How Might Triple-bottom-line Accounting Improve the Social and Environmental Behavior of Companies?

How might triple-bottom-line accounting improve the social and environmental behavior of companies?

Triple bottom line accounting, when implemented in the organization systems helps companies to undertake their financial obligations as well as the corporate social responsibility. Organizations become accountable and responsive to the need for people, the environment as well as their profits. Many organizations have been concentrating on meeting the profit requirements without taking into consideration the importance of the environment and other stakeholders. Therefore, with the implementation of triple bottom line accounting, firms would be able to recognize their roles and responsibilities for the environment and the society. Through the TBL, unlike the single bottom line, an organization is able to understand that going beyond its financial obligation and moving towards social responsibility is important for its survival and growth. A company is able to know its effectiveness in social and environmental concerns through its operations. This means that through utilization of TBL, companies are able to be accountable and responsible in relation to the environment and the people, as they seek to run profitable business. Triple bottom line accounting can measure the performance of a company relative to its commitment to the environment and the social contract that exists between the organization and the society (Hesselbach and Christoph 34). It therefore helps the management to derive strategies that help in meeting social and environmental sustainability.
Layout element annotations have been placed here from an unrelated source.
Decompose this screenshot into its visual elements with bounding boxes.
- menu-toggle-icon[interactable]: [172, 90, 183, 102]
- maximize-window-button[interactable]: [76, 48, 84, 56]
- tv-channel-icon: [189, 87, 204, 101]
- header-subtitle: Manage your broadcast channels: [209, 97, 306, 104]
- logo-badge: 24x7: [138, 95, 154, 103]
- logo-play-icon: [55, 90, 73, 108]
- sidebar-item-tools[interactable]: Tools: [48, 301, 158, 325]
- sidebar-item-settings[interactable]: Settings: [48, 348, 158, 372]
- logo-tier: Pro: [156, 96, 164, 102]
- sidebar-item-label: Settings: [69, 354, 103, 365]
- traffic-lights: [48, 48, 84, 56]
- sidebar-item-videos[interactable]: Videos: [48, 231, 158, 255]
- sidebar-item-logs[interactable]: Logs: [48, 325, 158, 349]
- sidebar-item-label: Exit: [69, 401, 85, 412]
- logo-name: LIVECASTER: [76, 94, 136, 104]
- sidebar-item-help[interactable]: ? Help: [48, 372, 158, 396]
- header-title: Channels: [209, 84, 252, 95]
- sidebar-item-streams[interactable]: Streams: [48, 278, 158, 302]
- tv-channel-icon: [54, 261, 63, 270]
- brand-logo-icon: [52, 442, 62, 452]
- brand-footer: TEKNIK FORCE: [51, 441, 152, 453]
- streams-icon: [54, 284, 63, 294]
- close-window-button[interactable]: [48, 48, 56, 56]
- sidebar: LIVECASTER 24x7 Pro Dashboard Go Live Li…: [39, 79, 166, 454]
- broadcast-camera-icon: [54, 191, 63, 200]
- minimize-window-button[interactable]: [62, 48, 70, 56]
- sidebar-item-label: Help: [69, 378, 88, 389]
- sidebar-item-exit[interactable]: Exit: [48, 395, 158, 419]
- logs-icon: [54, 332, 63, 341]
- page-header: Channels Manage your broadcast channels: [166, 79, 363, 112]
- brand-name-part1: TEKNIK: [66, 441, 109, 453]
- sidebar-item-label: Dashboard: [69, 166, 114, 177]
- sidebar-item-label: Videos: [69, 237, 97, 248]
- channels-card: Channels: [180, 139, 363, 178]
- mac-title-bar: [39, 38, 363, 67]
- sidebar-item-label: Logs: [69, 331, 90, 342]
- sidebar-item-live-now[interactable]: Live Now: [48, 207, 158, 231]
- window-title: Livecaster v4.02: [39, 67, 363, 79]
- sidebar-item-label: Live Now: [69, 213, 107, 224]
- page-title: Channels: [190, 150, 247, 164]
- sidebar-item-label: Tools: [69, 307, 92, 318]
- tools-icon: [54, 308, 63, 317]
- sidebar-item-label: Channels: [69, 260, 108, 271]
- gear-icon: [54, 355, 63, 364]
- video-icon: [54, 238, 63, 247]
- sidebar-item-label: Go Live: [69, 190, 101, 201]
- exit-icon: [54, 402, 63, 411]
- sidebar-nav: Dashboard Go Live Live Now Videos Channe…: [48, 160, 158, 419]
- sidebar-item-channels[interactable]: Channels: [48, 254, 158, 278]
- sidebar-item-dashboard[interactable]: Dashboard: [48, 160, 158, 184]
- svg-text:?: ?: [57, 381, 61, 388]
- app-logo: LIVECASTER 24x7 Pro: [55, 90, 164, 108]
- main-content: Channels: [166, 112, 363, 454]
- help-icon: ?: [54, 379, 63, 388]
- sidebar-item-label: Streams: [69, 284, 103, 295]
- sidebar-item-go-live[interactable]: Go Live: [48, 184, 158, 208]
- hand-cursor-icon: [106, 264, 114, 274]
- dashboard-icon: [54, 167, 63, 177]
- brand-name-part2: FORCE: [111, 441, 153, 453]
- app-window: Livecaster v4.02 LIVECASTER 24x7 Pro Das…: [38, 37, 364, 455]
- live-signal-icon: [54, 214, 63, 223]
By reporting the additional bottom lines, a company creates a measurable convergence claim. As a result, better social performance can be achieved. Better social contracts that are created as a result of implementing the Triple bottom line accounting help in creating social bonds, which is advantageous to the company. The firm is also able to prove that it cares for the society and environment, thus creating a caring aspect in the mind of stakeholders.

6. A local exporter has signed a sales contract that specifies payment of $3 million Saudi riyals in six months. Discuss the hedge options you would advise the exporter to consider.
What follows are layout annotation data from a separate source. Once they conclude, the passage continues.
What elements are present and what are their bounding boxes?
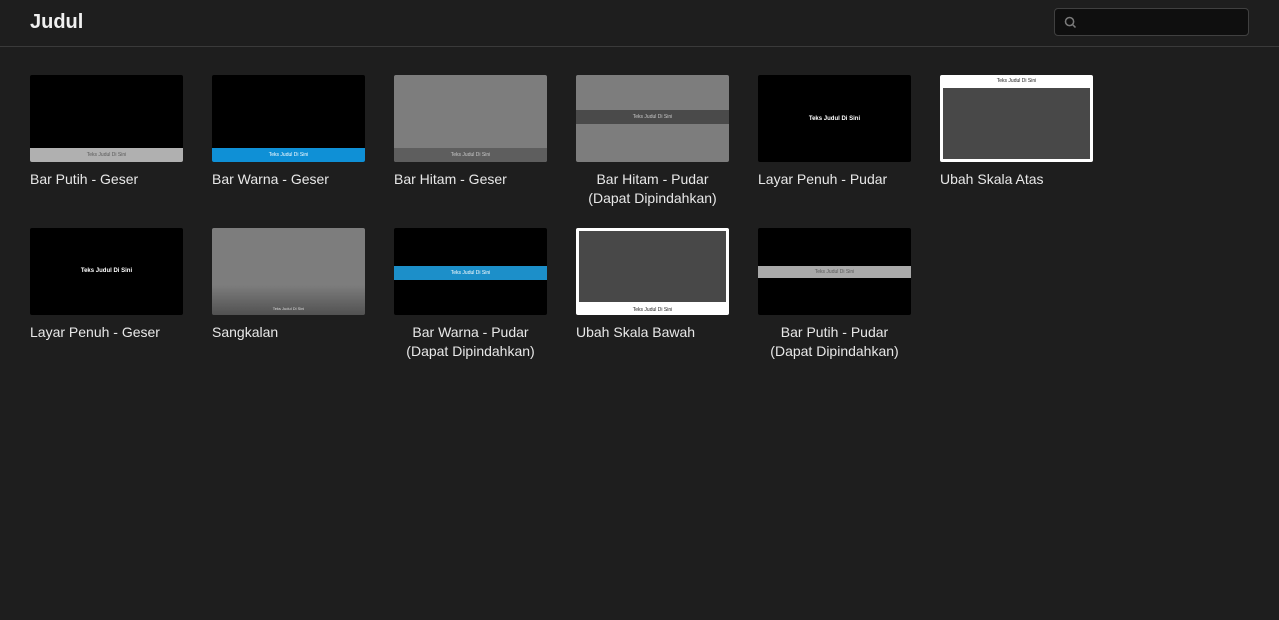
search-input[interactable] [1084, 15, 1240, 30]
bar-middle: Teks Judul Di Sini [758, 266, 911, 278]
tile-label: Bar Hitam - Geser [394, 170, 547, 189]
thumbnail: Teks Judul Di Sini [758, 75, 911, 162]
thumbnail: Teks Judul Di Sini [394, 228, 547, 315]
sample-text: Teks Judul Di Sini [87, 152, 126, 158]
gradient-bottom: Teks Judul Di Sini [212, 285, 365, 315]
tile-label: Ubah Skala Atas [940, 170, 1093, 189]
title-tile-bar-hitam-pudar[interactable]: Teks Judul Di Sini Bar Hitam - Pudar (Da… [576, 75, 729, 208]
titles-grid: Teks Judul Di Sini Bar Putih - Geser Tek… [0, 47, 1279, 389]
tile-label: Bar Putih - Pudar (Dapat Dipindahkan) [758, 323, 911, 361]
bar-middle: Teks Judul Di Sini [394, 266, 547, 280]
thumbnail: Teks Judul Di Sini [394, 75, 547, 162]
sample-text: Teks Judul Di Sini [451, 152, 490, 158]
title-tile-bar-putih-pudar[interactable]: Teks Judul Di Sini Bar Putih - Pudar (Da… [758, 228, 911, 361]
sample-text: Teks Judul Di Sini [451, 270, 490, 276]
tile-label: Sangkalan [212, 323, 365, 342]
title-tile-ubah-skala-atas[interactable]: Teks Judul Di Sini Ubah Skala Atas [940, 75, 1093, 189]
bar-bottom: Teks Judul Di Sini [30, 148, 183, 162]
title-tile-bar-warna-pudar[interactable]: Teks Judul Di Sini Bar Warna - Pudar (Da… [394, 228, 547, 361]
title-tile-layar-penuh-pudar[interactable]: Teks Judul Di Sini Layar Penuh - Pudar [758, 75, 911, 189]
title-tile-ubah-skala-bawah[interactable]: Teks Judul Di Sini Ubah Skala Bawah [576, 228, 729, 342]
tile-label: Ubah Skala Bawah [576, 323, 729, 342]
thumbnail: Teks Judul Di Sini [576, 228, 729, 315]
sample-text: Teks Judul Di Sini [633, 114, 672, 120]
search-field[interactable] [1054, 8, 1249, 36]
page-title: Judul [30, 11, 83, 34]
inner-area [579, 231, 726, 302]
thumbnail: Teks Judul Di Sini [758, 228, 911, 315]
thumbnail: Teks Judul Di Sini [30, 228, 183, 315]
center-text: Teks Judul Di Sini [758, 75, 911, 162]
bar-bottom: Teks Judul Di Sini [212, 148, 365, 162]
title-tile-bar-warna-geser[interactable]: Teks Judul Di Sini Bar Warna - Geser [212, 75, 365, 189]
top-text: Teks Judul Di Sini [940, 78, 1093, 84]
inner-area [943, 88, 1090, 159]
tile-label: Bar Warna - Pudar (Dapat Dipindahkan) [394, 323, 547, 361]
thumbnail: Teks Judul Di Sini [576, 75, 729, 162]
bar-bottom: Teks Judul Di Sini [394, 148, 547, 162]
header-bar: Judul [0, 0, 1279, 47]
bottom-text: Teks Judul Di Sini [576, 307, 729, 313]
sample-text: Teks Judul Di Sini [809, 116, 860, 122]
sample-text: Teks Judul Di Sini [269, 152, 308, 158]
sample-text: Teks Judul Di Sini [815, 269, 854, 275]
thumbnail: Teks Judul Di Sini [940, 75, 1093, 162]
title-tile-bar-hitam-geser[interactable]: Teks Judul Di Sini Bar Hitam - Geser [394, 75, 547, 189]
tile-label: Layar Penuh - Geser [30, 323, 183, 342]
center-text: Teks Judul Di Sini [30, 228, 183, 315]
tile-label: Bar Warna - Geser [212, 170, 365, 189]
title-tile-bar-putih-geser[interactable]: Teks Judul Di Sini Bar Putih - Geser [30, 75, 183, 189]
tile-label: Bar Hitam - Pudar (Dapat Dipindahkan) [576, 170, 729, 208]
tile-label: Layar Penuh - Pudar [758, 170, 911, 189]
search-icon [1063, 15, 1078, 30]
sample-text: Teks Judul Di Sini [633, 307, 672, 313]
tile-label: Bar Putih - Geser [30, 170, 183, 189]
thumbnail: Teks Judul Di Sini [212, 228, 365, 315]
thumbnail: Teks Judul Di Sini [30, 75, 183, 162]
thumbnail: Teks Judul Di Sini [212, 75, 365, 162]
title-tile-sangkalan[interactable]: Teks Judul Di Sini Sangkalan [212, 228, 365, 342]
sample-text: Teks Judul Di Sini [997, 78, 1036, 84]
sample-text: Teks Judul Di Sini [273, 306, 305, 311]
sample-text: Teks Judul Di Sini [81, 268, 132, 274]
title-tile-layar-penuh-geser[interactable]: Teks Judul Di Sini Layar Penuh - Geser [30, 228, 183, 342]
bar-middle: Teks Judul Di Sini [576, 110, 729, 124]
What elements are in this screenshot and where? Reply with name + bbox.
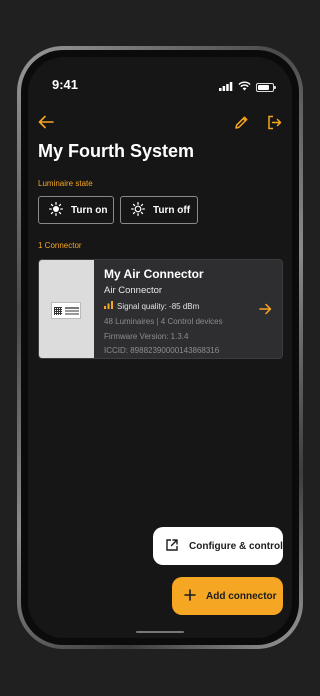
- logout-icon[interactable]: [264, 112, 284, 132]
- connector-count-label: 1 Connector: [38, 241, 82, 250]
- plus-icon: [184, 588, 196, 604]
- add-connector-button[interactable]: Add connector: [172, 577, 283, 615]
- turn-on-label: Turn on: [71, 204, 108, 216]
- sun-icon: [49, 201, 63, 219]
- connector-name: My Air Connector: [104, 267, 204, 281]
- status-time: 9:41: [52, 77, 79, 92]
- connector-type: Air Connector: [104, 285, 163, 296]
- configure-control-label: Configure & control: [189, 540, 283, 552]
- sun-outline-icon: [131, 201, 145, 219]
- connector-devices: 48 Luminaires | 4 Control devices: [104, 317, 223, 326]
- status-icons: [219, 78, 276, 96]
- luminaire-state-label: Luminaire state: [38, 179, 93, 188]
- add-connector-label: Add connector: [206, 590, 277, 602]
- external-link-icon: [165, 538, 179, 555]
- cellular-signal-icon: [219, 78, 233, 96]
- arrow-right-icon[interactable]: [259, 302, 272, 320]
- battery-icon: [256, 82, 276, 92]
- signal-icon: [104, 301, 113, 311]
- turn-off-button[interactable]: Turn off: [120, 196, 198, 224]
- connector-signal: Signal quality: -85 dBm: [104, 301, 199, 311]
- configure-control-button[interactable]: Configure & control: [153, 527, 283, 565]
- wifi-icon: [238, 78, 251, 96]
- signal-quality-text: Signal quality: -85 dBm: [117, 301, 200, 311]
- pencil-icon[interactable]: [231, 112, 251, 132]
- page-title: My Fourth System: [38, 141, 195, 161]
- connector-device-image: [51, 302, 81, 319]
- connector-thumbnail: [39, 260, 94, 358]
- turn-on-button[interactable]: Turn on: [38, 196, 114, 224]
- connector-card[interactable]: My Air Connector Air Connector Signal qu…: [38, 259, 283, 359]
- turn-off-label: Turn off: [153, 204, 191, 216]
- connector-firmware: Firmware Version: 1.3.4: [104, 332, 189, 341]
- back-arrow-icon[interactable]: [36, 112, 56, 132]
- app-screen: 9:41 My Fourth System Luminaire state Tu…: [28, 57, 292, 638]
- connector-iccid: ICCID: 89882390000143868316: [104, 346, 220, 355]
- home-indicator: [136, 631, 184, 633]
Hedging aims at reducing and/or eliminating financial risk, and passing the risk to another party. The foreign currency hedging aims at reducing future risks that may be attributed because of the movement of the foreign exchange rate. In case of a raise in the exchange rate, the exporter would opt to execute the call option, thus eliminating the loss associated with the fluctuations in the exchange rates. If the exchange rate declines/fluctuates, it would not be advisable for the exporter to employ the call option alternative. Another hedge option that the exporter could employ would be to consider speculations in the currency to achieve a speculative gain of the paying currency future movements. Speculation would help the exporter to buy the foreign currency at a profit, thus ending up paying lesser than when there was no call option (Kevin 174-8). In the light of the speculative options, the exporter should also speculate the expected future spot rate and other factors that lead to the value of the foreign currency diverging from the forward rate. Should a decline occur, one should also be prepared to bear the risks of devaluation of the local currency versus the increase in the value of the paying currency. In light of the speculative moves above, the three hedging option that the exporter can seek include arranging for a forward foreign exchange contracts, opening a foreign currency account in Saudi, or opening an account overseas.

9. What are the differences between transaction and translation exposure?

The rate at which a company is affected by the exchange rates is defined as exposure. The risk involved occurs because of uncertainty in the exchange rates. Managing the foreign exchange exposures involves the hedging concept, which entails the coordination of transactions in currency to minimize the exchange risk.  

Transaction exposure is the potential for a gain or loss that arises from a contracted cash flow (exchange gains) that have been transacted already and valued in foreign denomination (Wang 345). Transaction exposures represent real gains or losses, and are retrospective and prospective and shorter in occurrence. The exposure may arise as a result of acquiring assets that are mostly dominated in foreign currency, borrowing or lending, and paying with foreign currency. It may also arise as a result of purchasing or selling credit goods that are dominated by foreign currency.

Translation exposure on the other hand entails the extent at which the financial reporting is affected by the movements in the exchange rates (Birts 90). It does not affect the cash flows but could affect the reported earnings, thus impacting the stock price. It differs from the transaction exposure as it expresses loses and gains as a result of differentiated treatment in the accounting books. In general terms, transaction exposure measures the real gains and losses in monetary terms that arises from the changes in the exchange rates while the translation exposures measures the accounting gains and losses that arises as a result of changes in the exchange rates.

Works Cited

Birts, Anthony. Balance Sheet Structures. Cambridge, England: Woodhead Pub, 2001. Internet resource.

Hesselbach, Jürgen, and Christoph Herrmann. Glocalized Solutions for Sustainability in Manufacturing: Proceedings of the 18th Cirp International Conference on Life Cycle Engineering, Technische Universität Braunschweig, Braunschweig, Germany, May 2nd – 4th, 2011. Berlin, Heidelberg: Springer Berlin Heidelberg, 2011. Internet resource.

Kevin, S. Commodity and Financial Derivatives. PHI Learning Pvt. Ltd., 2010.

Wang, Peijie. The Economics of Foreign Exchange and Global Finance. Berlin: Springer-Verlag, 2009. Internet resource.